ところで峯潔が書き残した『航海日録』(『幕末明治中国見聞録集成』ゆまに書房 平成9年)を読み進める前に、当時の日清両国が置かれていた内外状況を簡単に振り返っておきたい。
「緊張の極」にあった上海に入港した千歳丸
先ず日本。文久の前が安政だが、安政年間の大事件をみると、下田条約調印(4年5月)、将軍によるハリス謁見(同年10月)、井伊直弼の大老就任(5年4月)、神奈川・長崎・函館を開港し露・英・仏・蘭・米に貿易を許可(6年6月)、橋本佐内・頼三樹三郎・吉田松陰に死罪(同年10月)と続き、その後は咸臨丸渡米(万延元年1月)、桜田門外の変(同年3月)、水戸浪士による高輪東漸寺での英国公使など襲撃(文久元年5月)、百姓一揆頻発(同年)となる。文久元年から6年後の慶応3年12月には王政復古の大号令が下り、今から150年前には明治維新となった。
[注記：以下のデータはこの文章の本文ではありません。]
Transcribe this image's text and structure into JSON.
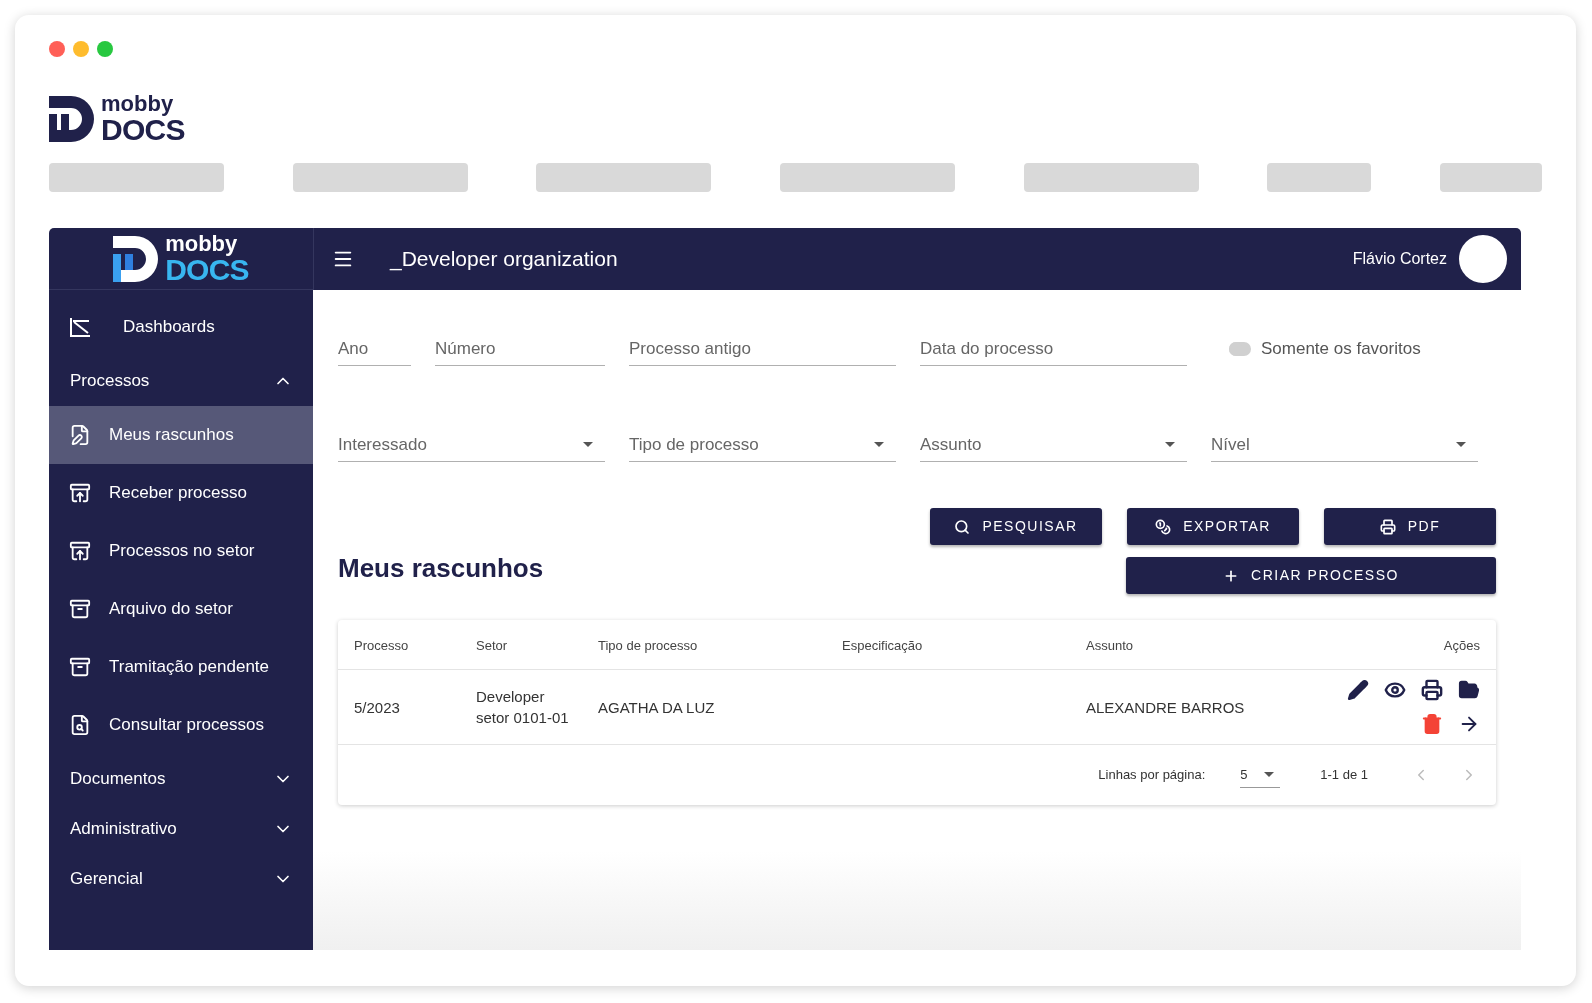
{
  "top_logo": {
    "line1": "mobby",
    "line2": "DOCS"
  },
  "sidebar": {
    "logo": {
      "line1": "mobby",
      "line2": "DOCS"
    },
    "items": [
      {
        "kind": "link",
        "label": "Dashboards",
        "selected": false
      },
      {
        "kind": "group",
        "label": "Processos",
        "expanded": true
      },
      {
        "kind": "link",
        "label": "Meus rascunhos",
        "selected": true
      },
      {
        "kind": "link",
        "label": "Receber processo",
        "selected": false
      },
      {
        "kind": "link",
        "label": "Processos no setor",
        "selected": false
      },
      {
        "kind": "link",
        "label": "Arquivo do setor",
        "selected": false
      },
      {
        "kind": "link",
        "label": "Tramitação pendente",
        "selected": false
      },
      {
        "kind": "link",
        "label": "Consultar processos",
        "selected": false
      },
      {
        "kind": "group",
        "label": "Documentos",
        "expanded": false
      },
      {
        "kind": "group",
        "label": "Administrativo",
        "expanded": false
      },
      {
        "kind": "group",
        "label": "Gerencial",
        "expanded": false
      }
    ]
  },
  "header": {
    "organization": "_Developer organization",
    "user": "Flávio Cortez"
  },
  "filters": {
    "row1": [
      {
        "placeholder": "Ano"
      },
      {
        "placeholder": "Número"
      },
      {
        "placeholder": "Processo antigo"
      },
      {
        "placeholder": "Data do processo"
      }
    ],
    "favorites_toggle": {
      "label": "Somente os favoritos",
      "on": false
    },
    "row2": [
      {
        "placeholder": "Interessado"
      },
      {
        "placeholder": "Tipo de processo"
      },
      {
        "placeholder": "Assunto"
      },
      {
        "placeholder": "Nível"
      }
    ]
  },
  "buttons": [
    {
      "kind": "search",
      "label": "PESQUISAR"
    },
    {
      "kind": "export",
      "label": "EXPORTAR"
    },
    {
      "kind": "pdf",
      "label": "PDF"
    },
    {
      "kind": "create",
      "label": "CRIAR PROCESSO"
    }
  ],
  "section_title": "Meus rascunhos",
  "table": {
    "columns": [
      "Processo",
      "Setor",
      "Tipo de processo",
      "Especificação",
      "Assunto",
      "Ações"
    ],
    "rows": [
      {
        "cells": [
          "5/2023",
          "Developer setor 0101-01",
          "AGATHA DA LUZ",
          "",
          "ALEXANDRE BARROS"
        ]
      }
    ],
    "pagination": {
      "rows_label": "Linhas por página:",
      "rows_value": "5",
      "range": "1-1 de 1"
    }
  }
}
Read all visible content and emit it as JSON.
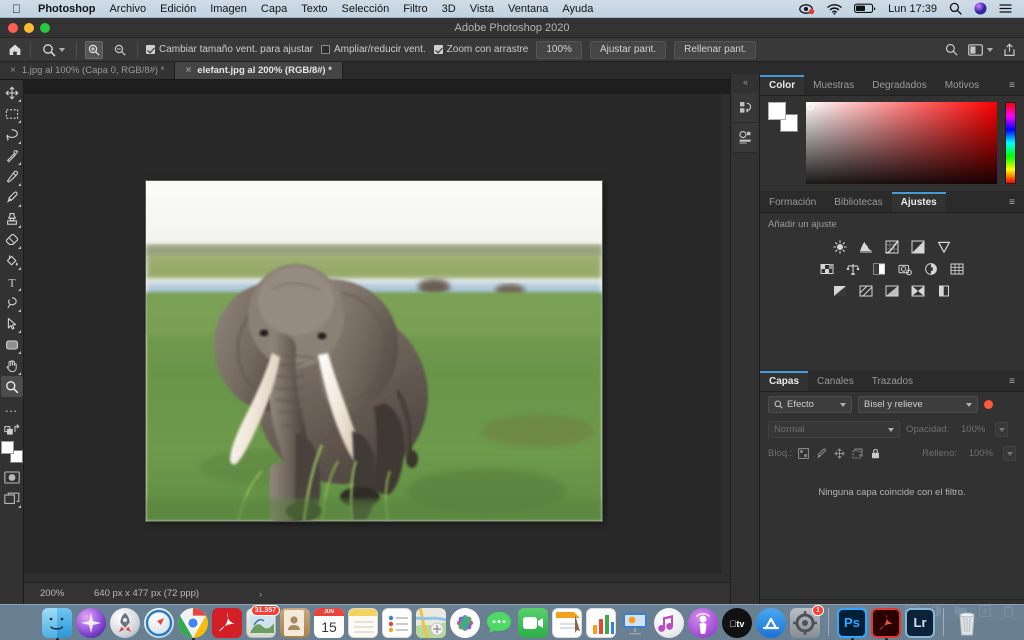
{
  "menubar": {
    "apple": "apple-logo",
    "items": [
      {
        "label": "Photoshop",
        "bold": true
      },
      {
        "label": "Archivo"
      },
      {
        "label": "Edición"
      },
      {
        "label": "Imagen"
      },
      {
        "label": "Capa"
      },
      {
        "label": "Texto"
      },
      {
        "label": "Selección"
      },
      {
        "label": "Filtro"
      },
      {
        "label": "3D"
      },
      {
        "label": "Vista"
      },
      {
        "label": "Ventana"
      },
      {
        "label": "Ayuda"
      }
    ],
    "status": {
      "screen_record_icon": "screen-record-icon",
      "wifi_icon": "wifi-icon",
      "battery_icon": "battery-icon",
      "clock": "Lun 17:39",
      "search_icon": "spotlight-search-icon",
      "siri_icon": "siri-icon",
      "control_center_icon": "control-center-icon"
    }
  },
  "window": {
    "title": "Adobe Photoshop 2020"
  },
  "options_bar": {
    "home_icon": "home-icon",
    "tool_icon": "zoom-tool-icon",
    "zoom_in_label": "zoom-in-icon",
    "zoom_out_label": "zoom-out-icon",
    "checkboxes": [
      {
        "label": "Cambiar tamaño vent. para ajustar",
        "checked": true
      },
      {
        "label": "Ampliar/reducir vent.",
        "checked": false
      },
      {
        "label": "Zoom con arrastre",
        "checked": true
      }
    ],
    "buttons": [
      {
        "label": "100%"
      },
      {
        "label": "Ajustar pant."
      },
      {
        "label": "Rellenar pant."
      }
    ],
    "right_icons": [
      "search-icon",
      "workspace-icon",
      "share-icon"
    ]
  },
  "tabs": [
    {
      "label": "1.jpg al 100% (Capa 0, RGB/8#) *",
      "active": false
    },
    {
      "label": "elefant.jpg al 200% (RGB/8#) *",
      "active": true
    }
  ],
  "tools": [
    {
      "name": "move-tool"
    },
    {
      "name": "marquee-tool"
    },
    {
      "name": "lasso-tool"
    },
    {
      "name": "quick-selection-tool"
    },
    {
      "name": "eyedropper-tool"
    },
    {
      "name": "brush-tool"
    },
    {
      "name": "clone-stamp-tool"
    },
    {
      "name": "eraser-tool"
    },
    {
      "name": "paint-bucket-tool"
    },
    {
      "name": "type-tool"
    },
    {
      "name": "pen-tool"
    },
    {
      "name": "path-selection-tool"
    },
    {
      "name": "shape-tool"
    },
    {
      "name": "hand-tool"
    },
    {
      "name": "zoom-tool"
    }
  ],
  "tool_extras": {
    "more_tools": "…",
    "foreground_color": "#ffffff",
    "background_color": "#ffffff",
    "quick_mask_icon": "quick-mask-icon",
    "screen_mode_icon": "screen-mode-icon"
  },
  "status_bar": {
    "zoom": "200%",
    "dimensions": "640 px x 477 px (72 ppp)",
    "chevron": "›"
  },
  "rail": {
    "expand_icon": "«",
    "icons": [
      "history-panel-icon",
      "properties-panel-icon"
    ]
  },
  "color_panel": {
    "tabs": [
      {
        "label": "Color",
        "active": true
      },
      {
        "label": "Muestras",
        "active": false
      },
      {
        "label": "Degradados",
        "active": false
      },
      {
        "label": "Motivos",
        "active": false
      }
    ],
    "menu_icon": "panel-menu-icon",
    "foreground": "#ffffff",
    "background": "#ffffff",
    "field_color": "#ff0000"
  },
  "adjustments_panel": {
    "tabs": [
      {
        "label": "Formación",
        "active": false
      },
      {
        "label": "Bibliotecas",
        "active": false
      },
      {
        "label": "Ajustes",
        "active": true
      }
    ],
    "menu_icon": "panel-menu-icon",
    "hint": "Añadir un ajuste",
    "rows": [
      [
        "brightness-contrast-icon",
        "levels-icon",
        "curves-icon",
        "exposure-icon",
        "vibrance-icon"
      ],
      [
        "hue-saturation-icon",
        "color-balance-icon",
        "black-white-icon",
        "photo-filter-icon",
        "channel-mixer-icon",
        "color-lookup-icon"
      ],
      [
        "invert-icon",
        "posterize-icon",
        "threshold-icon",
        "gradient-map-icon",
        "selective-color-icon"
      ]
    ]
  },
  "layers_panel": {
    "tabs": [
      {
        "label": "Capas",
        "active": true
      },
      {
        "label": "Canales",
        "active": false
      },
      {
        "label": "Trazados",
        "active": false
      }
    ],
    "menu_icon": "panel-menu-icon",
    "filter_type": "Efecto",
    "filter_value": "Bisel y relieve",
    "filter_toggle_color": "#ff5a3c",
    "blend_mode": "Normal",
    "opacity_label": "Opacidad:",
    "opacity_value": "100%",
    "lock_label": "Bloq.:",
    "lock_icons": [
      "lock-pixels-icon",
      "lock-image-icon",
      "lock-position-icon",
      "lock-artboard-icon",
      "lock-all-icon"
    ],
    "fill_label": "Relleno:",
    "fill_value": "100%",
    "empty_message": "Ninguna capa coincide con el filtro.",
    "footer_icons": [
      "link-layers-icon",
      "layer-style-fx-icon",
      "layer-mask-icon",
      "adjustment-layer-icon",
      "new-group-icon",
      "new-layer-icon",
      "delete-layer-icon"
    ]
  },
  "canvas": {
    "image_name": "elefant.jpg",
    "alt": "African elephant walking through green grassland with blurred water and sky"
  },
  "dock": {
    "items": [
      {
        "name": "finder",
        "running": true
      },
      {
        "name": "siri",
        "running": false
      },
      {
        "name": "launchpad",
        "running": false
      },
      {
        "name": "safari",
        "running": false
      },
      {
        "name": "chrome",
        "running": true
      },
      {
        "name": "acrobat-reader",
        "running": false
      },
      {
        "name": "mail",
        "running": false,
        "badge": "31.357"
      },
      {
        "name": "contacts",
        "running": false
      },
      {
        "name": "calendar",
        "running": false,
        "month": "JUN",
        "day": "15"
      },
      {
        "name": "notes",
        "running": false
      },
      {
        "name": "reminders",
        "running": false
      },
      {
        "name": "maps",
        "running": false
      },
      {
        "name": "photos",
        "running": false
      },
      {
        "name": "messages",
        "running": false
      },
      {
        "name": "facetime",
        "running": false
      },
      {
        "name": "pages",
        "running": false
      },
      {
        "name": "numbers",
        "running": false
      },
      {
        "name": "keynote",
        "running": false
      },
      {
        "name": "itunes",
        "running": false
      },
      {
        "name": "podcasts",
        "running": false
      },
      {
        "name": "apple-tv",
        "running": false
      },
      {
        "name": "app-store",
        "running": false
      },
      {
        "name": "system-preferences",
        "running": false,
        "badge": "1"
      },
      {
        "name": "separator"
      },
      {
        "name": "photoshop",
        "label": "Ps",
        "running": true
      },
      {
        "name": "acrobat",
        "running": true
      },
      {
        "name": "lightroom",
        "label": "Lr",
        "running": false
      },
      {
        "name": "separator2"
      },
      {
        "name": "trash",
        "running": false
      }
    ]
  }
}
次に文久2年を少し詳しく見ておくと、坂下門外における水戸藩士による老中・安藤信正襲撃(1月)、薩摩藩内尊皇派粛清事件とされる所謂「寺田屋騒動」(4月)、生麦事件(8月)、朝議攘夷に決す(9月)、幕府開国論が朝議を受け攘夷奉勅に一変(10月)、高杉晋作ら外国公使襲撃(11月)、徳川慶喜の武田耕雲斎を伴っての上洛(12月)、品川御殿山に新築の英国公使館を高杉晋作・伊藤俊輔ら焼き討ち(12月)など、激動の1年である。
一方の清国は、1840年のアヘン戦争敗北以来、昔日の栄光は跡形もなく、開明的官僚・知識人による絶対必死の救国策も空転するばかり。もはや亡国への坂道を転がり落ちるしかなかった。最大の脅威の太平天国軍が長江以南を制圧し、南京に都を定め太平天国を建国したのは我が嘉永6年に当たる1853年2月である。以後、指導者間で内紛を起こしながらも勢力を拡大し、太平天国は軍を上海郊外に進めていた。当時は長髪賊と呼ばれた太平天国の攻撃を前に上海には累卵の危機が逼る。そんな緊張の極にあった上海に、千歳丸は入港したのである。
幕府役人から許可が下りるや、峯は高杉晋作らと直ちに上海の街に飛び出し、先ず筆屋に飛び込んだ。もちろん筆を買うためだが中国人に囲まれ、好奇の目で見られる。峯は「日本人始テ上海ニ遊来也」と綴るが、勘違いしていたらしい。峯は知らなかったようだが、峯以前に上海に住んでいた日本人がいた。この年の初めに上海を離れ、シンガポールに移っていったジョン・マシュー・オトソンを名乗る日本人漁師・音吉である。